The unending vastness of imagination
When you really sit back and think about the changes being wrought in the art world by digital technology it starts to feel very science fiction. Being able to do things never before possible, mixing media in realistic ways using pixels instead of paint, ink, silver halide, pencil, pastel, rock, mud, paper, crayon, water, or anything else you can think of. It's fascinating, amazing, frustrating, and frightening all at the same time.
For the folks that like to get their hands dirty, who truly create with their body and mind working together, the artificiality of bits and bytes and the lack of manual skill and dexterity required to write code or push a button or slide a mouse or pen across a tablet, the complete separation from the medium of art, to not make something from start to finish with your own hands by your own skill, is blasphemy.

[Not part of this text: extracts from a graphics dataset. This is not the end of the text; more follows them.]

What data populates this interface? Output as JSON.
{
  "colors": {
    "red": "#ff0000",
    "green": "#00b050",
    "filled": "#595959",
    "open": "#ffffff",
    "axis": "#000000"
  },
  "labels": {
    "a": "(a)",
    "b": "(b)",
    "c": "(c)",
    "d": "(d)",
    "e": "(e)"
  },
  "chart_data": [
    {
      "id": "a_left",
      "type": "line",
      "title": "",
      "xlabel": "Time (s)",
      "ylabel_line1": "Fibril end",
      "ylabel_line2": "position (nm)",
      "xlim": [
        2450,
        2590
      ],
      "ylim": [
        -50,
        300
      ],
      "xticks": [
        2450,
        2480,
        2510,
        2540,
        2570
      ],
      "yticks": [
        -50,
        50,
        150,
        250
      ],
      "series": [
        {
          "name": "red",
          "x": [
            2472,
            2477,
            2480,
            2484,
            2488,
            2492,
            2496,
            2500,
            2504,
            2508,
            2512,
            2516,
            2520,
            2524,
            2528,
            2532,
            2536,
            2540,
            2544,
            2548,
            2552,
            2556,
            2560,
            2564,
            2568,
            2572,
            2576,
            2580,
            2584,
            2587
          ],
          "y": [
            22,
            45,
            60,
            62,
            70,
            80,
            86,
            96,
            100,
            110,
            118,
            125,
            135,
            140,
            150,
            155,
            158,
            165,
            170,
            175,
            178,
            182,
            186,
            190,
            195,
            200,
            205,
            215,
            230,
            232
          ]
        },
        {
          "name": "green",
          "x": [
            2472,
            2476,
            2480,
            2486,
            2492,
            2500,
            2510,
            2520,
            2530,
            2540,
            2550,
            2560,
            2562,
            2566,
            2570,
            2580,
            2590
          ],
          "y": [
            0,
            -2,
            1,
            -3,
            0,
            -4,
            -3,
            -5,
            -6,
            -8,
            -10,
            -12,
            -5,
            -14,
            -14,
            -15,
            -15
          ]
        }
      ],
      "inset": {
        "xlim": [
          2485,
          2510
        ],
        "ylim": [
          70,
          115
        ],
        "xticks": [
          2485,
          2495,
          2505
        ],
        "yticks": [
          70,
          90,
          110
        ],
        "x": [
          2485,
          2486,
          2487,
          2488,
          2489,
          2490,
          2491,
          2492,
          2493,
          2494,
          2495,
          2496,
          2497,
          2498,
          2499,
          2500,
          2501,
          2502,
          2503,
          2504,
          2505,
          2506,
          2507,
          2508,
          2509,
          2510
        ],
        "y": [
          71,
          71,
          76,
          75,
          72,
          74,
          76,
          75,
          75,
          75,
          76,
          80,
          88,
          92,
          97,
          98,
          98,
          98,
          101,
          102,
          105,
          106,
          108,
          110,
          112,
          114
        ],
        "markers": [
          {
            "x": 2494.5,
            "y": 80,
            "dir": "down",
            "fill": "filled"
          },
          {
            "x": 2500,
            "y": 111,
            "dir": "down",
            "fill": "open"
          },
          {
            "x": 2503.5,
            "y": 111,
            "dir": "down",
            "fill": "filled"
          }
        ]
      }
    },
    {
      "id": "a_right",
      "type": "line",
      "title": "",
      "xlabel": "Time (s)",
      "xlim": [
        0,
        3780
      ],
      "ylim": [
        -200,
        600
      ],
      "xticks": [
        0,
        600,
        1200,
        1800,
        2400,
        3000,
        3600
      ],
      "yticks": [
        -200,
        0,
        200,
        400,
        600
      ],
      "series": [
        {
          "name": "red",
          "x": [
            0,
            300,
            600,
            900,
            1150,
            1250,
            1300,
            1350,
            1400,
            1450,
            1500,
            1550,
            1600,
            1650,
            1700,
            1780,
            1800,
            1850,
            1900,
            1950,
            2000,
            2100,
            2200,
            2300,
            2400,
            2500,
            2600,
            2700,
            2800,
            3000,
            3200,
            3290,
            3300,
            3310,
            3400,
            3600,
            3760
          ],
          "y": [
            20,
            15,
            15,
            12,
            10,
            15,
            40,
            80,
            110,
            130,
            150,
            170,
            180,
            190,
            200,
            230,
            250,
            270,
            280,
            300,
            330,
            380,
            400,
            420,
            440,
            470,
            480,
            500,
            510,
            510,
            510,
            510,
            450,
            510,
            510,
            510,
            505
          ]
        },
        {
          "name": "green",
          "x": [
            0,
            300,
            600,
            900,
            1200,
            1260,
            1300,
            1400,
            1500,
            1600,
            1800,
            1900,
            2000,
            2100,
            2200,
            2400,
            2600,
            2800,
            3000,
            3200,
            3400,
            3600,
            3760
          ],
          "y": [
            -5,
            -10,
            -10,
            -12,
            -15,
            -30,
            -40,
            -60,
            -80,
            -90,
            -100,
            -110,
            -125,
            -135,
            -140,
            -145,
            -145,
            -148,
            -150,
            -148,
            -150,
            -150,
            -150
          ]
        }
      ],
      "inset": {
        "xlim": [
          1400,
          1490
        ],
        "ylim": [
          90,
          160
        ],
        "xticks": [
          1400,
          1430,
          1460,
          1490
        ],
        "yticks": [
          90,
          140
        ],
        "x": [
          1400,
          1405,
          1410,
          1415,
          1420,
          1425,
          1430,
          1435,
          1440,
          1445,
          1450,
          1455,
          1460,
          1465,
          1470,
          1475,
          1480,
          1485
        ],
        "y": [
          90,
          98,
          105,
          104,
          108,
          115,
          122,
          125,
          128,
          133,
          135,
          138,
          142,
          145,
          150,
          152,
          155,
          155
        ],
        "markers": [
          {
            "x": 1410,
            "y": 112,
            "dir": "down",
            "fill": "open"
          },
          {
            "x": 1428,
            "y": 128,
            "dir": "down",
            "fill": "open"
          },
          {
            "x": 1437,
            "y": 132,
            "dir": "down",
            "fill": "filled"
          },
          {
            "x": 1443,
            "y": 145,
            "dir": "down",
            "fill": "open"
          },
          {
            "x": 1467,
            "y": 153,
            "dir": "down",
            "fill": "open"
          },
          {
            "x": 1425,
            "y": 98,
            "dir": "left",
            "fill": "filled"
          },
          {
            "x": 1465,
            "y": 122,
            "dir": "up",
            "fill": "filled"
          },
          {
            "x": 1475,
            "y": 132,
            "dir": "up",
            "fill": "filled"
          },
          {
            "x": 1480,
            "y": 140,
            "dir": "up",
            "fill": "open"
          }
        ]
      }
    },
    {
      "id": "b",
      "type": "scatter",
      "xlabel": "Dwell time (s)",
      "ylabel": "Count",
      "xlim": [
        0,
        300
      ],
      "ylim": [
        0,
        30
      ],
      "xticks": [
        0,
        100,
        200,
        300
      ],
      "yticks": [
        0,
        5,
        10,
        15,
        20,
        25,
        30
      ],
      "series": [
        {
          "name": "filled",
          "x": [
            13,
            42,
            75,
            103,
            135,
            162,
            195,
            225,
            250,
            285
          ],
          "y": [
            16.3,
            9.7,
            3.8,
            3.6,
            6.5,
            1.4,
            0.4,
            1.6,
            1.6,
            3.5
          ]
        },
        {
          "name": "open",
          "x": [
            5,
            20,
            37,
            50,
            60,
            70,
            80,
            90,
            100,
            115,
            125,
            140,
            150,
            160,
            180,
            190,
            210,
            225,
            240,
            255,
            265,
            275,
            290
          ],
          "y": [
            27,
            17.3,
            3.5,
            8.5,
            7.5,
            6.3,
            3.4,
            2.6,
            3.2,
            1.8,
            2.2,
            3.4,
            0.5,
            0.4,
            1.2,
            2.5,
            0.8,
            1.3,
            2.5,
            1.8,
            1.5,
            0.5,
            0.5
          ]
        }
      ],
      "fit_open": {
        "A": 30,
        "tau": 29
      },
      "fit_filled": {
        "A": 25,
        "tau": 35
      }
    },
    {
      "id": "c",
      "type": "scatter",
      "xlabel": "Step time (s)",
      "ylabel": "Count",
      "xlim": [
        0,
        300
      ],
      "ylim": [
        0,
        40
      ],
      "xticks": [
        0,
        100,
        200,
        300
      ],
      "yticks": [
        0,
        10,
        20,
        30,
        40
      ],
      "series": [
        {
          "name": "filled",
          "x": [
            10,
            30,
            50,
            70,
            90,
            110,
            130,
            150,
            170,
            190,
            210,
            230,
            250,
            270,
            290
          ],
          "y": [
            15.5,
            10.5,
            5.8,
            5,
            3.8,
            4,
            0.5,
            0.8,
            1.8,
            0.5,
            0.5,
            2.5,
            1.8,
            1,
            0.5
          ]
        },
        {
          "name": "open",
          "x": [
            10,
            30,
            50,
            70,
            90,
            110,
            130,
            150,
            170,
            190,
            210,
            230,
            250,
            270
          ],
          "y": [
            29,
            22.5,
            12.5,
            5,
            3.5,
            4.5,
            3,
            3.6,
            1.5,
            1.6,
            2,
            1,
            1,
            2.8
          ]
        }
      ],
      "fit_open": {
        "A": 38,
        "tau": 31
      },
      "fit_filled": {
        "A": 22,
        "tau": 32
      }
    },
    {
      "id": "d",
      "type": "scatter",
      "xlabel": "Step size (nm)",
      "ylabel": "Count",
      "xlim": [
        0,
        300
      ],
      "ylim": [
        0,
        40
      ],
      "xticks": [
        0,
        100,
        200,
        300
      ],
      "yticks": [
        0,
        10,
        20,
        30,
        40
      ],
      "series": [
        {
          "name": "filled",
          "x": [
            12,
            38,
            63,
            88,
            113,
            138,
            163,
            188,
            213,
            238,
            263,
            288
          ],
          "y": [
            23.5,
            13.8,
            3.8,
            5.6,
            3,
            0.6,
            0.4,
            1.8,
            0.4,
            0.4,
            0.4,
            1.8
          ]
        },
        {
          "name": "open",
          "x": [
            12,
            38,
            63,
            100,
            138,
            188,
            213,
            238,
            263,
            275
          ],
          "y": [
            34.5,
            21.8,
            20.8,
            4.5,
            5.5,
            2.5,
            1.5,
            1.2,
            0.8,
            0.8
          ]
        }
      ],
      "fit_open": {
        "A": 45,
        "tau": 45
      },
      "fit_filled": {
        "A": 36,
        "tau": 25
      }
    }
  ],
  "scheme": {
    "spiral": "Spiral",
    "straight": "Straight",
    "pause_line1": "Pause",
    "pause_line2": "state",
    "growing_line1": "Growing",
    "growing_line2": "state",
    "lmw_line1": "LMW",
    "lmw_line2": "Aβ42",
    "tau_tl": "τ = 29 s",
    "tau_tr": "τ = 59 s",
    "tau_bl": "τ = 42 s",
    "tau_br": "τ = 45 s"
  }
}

For the folks who have never shot a roll of film in their life (there are more than you know), who were brought up with computers, who live in the digital age, there is no question, only wonder and experimentation, testing what the new technology can do, pushing it to its limits, driving new artforms, creating new paradigms. There is no looking back.
For those of us in the middle, mired in the crevass between worlds, taunted by technology, lured by its song, but firmly rooted in manual labor, it's a tortuous path. We can see both sides. We are not so entrenched in our ways that we cannot learn, but rebel, rage even, against the machine because we remember what it's like to get our hands dirty.